It was by the side of the ‘Weapons laid down’ tope that Buddha, having given up the idea of living longer, said to Ânanda, ‘In three months from this I will attain to pavi-nirvâṇa;’ and king Mâra[9] had so fascinated and stupefied Ânanda, that he was not able to ask Buddha to remain longer in this world.

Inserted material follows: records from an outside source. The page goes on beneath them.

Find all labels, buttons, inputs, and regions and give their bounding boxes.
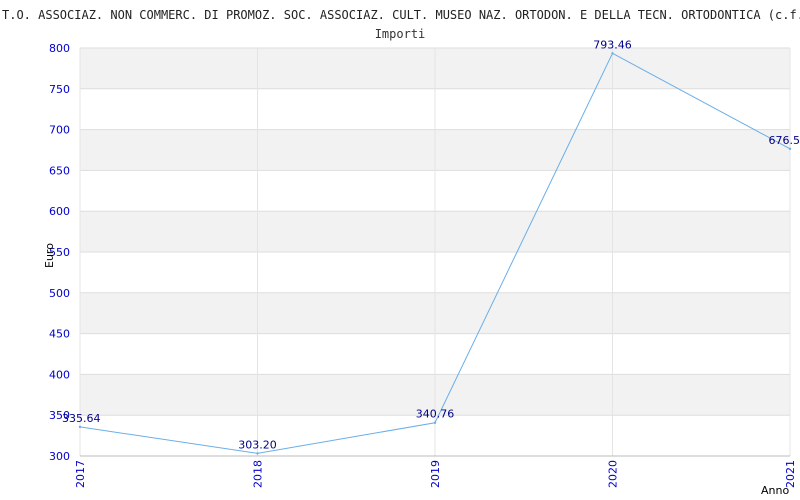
data-point [788,147,792,150]
y-tick-label: 750 [49,83,70,96]
y-tick-label: 800 [49,42,70,55]
x-tick-label: 2017 [74,460,87,488]
y-tick-label: 650 [49,164,70,177]
data-label: 676.5 [769,134,800,147]
y-tick-label: 600 [49,205,70,218]
y-tick-label: 400 [49,368,70,381]
data-label: 303.20 [238,438,277,451]
x-tick-label: 2019 [429,460,442,488]
data-label: 793.46 [593,38,632,51]
data-label: 335.64 [62,412,101,425]
data-point [256,452,259,455]
data-point [433,421,437,424]
data-label: 340.76 [416,408,455,421]
x-axis-title: Anno [761,484,789,497]
y-tick-label: 300 [49,450,70,463]
x-tick-label: 2020 [607,460,620,488]
chart-title: T.O. ASSOCIAZ. NON COMMERC. DI PROMOZ. S… [2,8,800,22]
y-tick-label: 700 [49,124,70,137]
x-axis: 2017 2018 2019 2020 2021 [74,460,797,488]
line-chart: T.O. ASSOCIAZ. NON COMMERC. DI PROMOZ. S… [2,8,800,497]
data-point [78,425,82,429]
chart-subtitle: Importi [375,27,426,41]
x-tick-label: 2018 [252,460,265,488]
y-tick-label: 450 [49,328,70,341]
data-point [611,52,614,55]
y-axis-title: Euro [43,243,56,268]
y-tick-label: 500 [49,287,70,300]
grid-bands [79,47,791,457]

Three or four le east from this place there is a tope (commemorating the following occurrence):—A hundred years after the pari-nirvâṇa of Buddha, some Bhikshus of Vaiśâlî went wrong in the matter of the disciplinary rules in ten particulars, and appealed for their justification to what they said were the words of Buddha. Hereupon the Arhats and Bhikshus observant of the rules, to the number in all of 700 monks, examined afresh and collated the collection of disciplinary books.[10] Subsequently men built at this place the tope (in question), which is still existing.

[1] It is difficult to tell what was the peculiar form of this vihâra from which it gets its name; something about the construction of its door, or cupboards, or galleries.

[2] See the explanation of this in the next chapter.

[3] Âmbapâlî, Âmrapâlî, or Âmradarikâ, ‘the guardian of the Âmra (probably the mango) tree,’ is famous in Buddhist annals. See the account of her in M. B., pp. 456–8. She was a courtesan. She had been in many narakas or hells, was 100,000 times a female beggar, and 10,000 times a prostitute; but maintaining perfect continence during the period of Kâśyapa Buddha, Śâkyamuni’s predecessor, she had been born a devi, and finally appeared in earth under an Âmra tree in Vaiśâlî. There again she fell into her old ways, and had a son by king Bimbisâra; but she was won over by Buddha to virtue and chastity, renounced the world, and attained to the state of an Ârhat. See the earliest account of Âmbapâlî’s presentation of the garden in ‘Buddhist Suttas,’ pp. 30–33, and the note there from Bishop Bigandet on pp. 33, 34.

[4] Beal gives, ‘In this place I have performed the last religious act of my earthly career;’ Giles, ‘This is the last place I shall visit;’ Rémusat, ‘C’est un lieu où je reviendrai bien longtemps après ceci.’ Perhaps the ‘walk’ to which Buddha referred had been for meditation.

[5] See the account of this legend in the note in M. B., pp. 235, 236, different, but not less absurd. The first part of Fâ-hien’s narrative will have sent the thoughts of some of my readers to the exposure of the infant Moses, as related in Exodus.

[6] See [chap. xiii, note 15].

[7] Thus Śâkyamuni had been one of the thousand little boys who floated in the box in the Ganges. How long back the former age was we cannot tell. I suppose the tope of the two fathers who became Pratyeka Buddhas had been built like the one commemorating the laying down of weapons after Buddha had told his disciples of the strange events in the past.

[8] Bhadra-kalpa, ‘the Kalpa of worthies or sages.’ ‘This,’ says Eitel, p. 22, ‘is a designation for a Kalpa of stability, so called because 1000 Buddhas appear in the course of it. Our present period is a Bhadra-kalpa, and four Buddhas have already appeared. It is to last 236 million years, but over 151 millions have already elapsed.’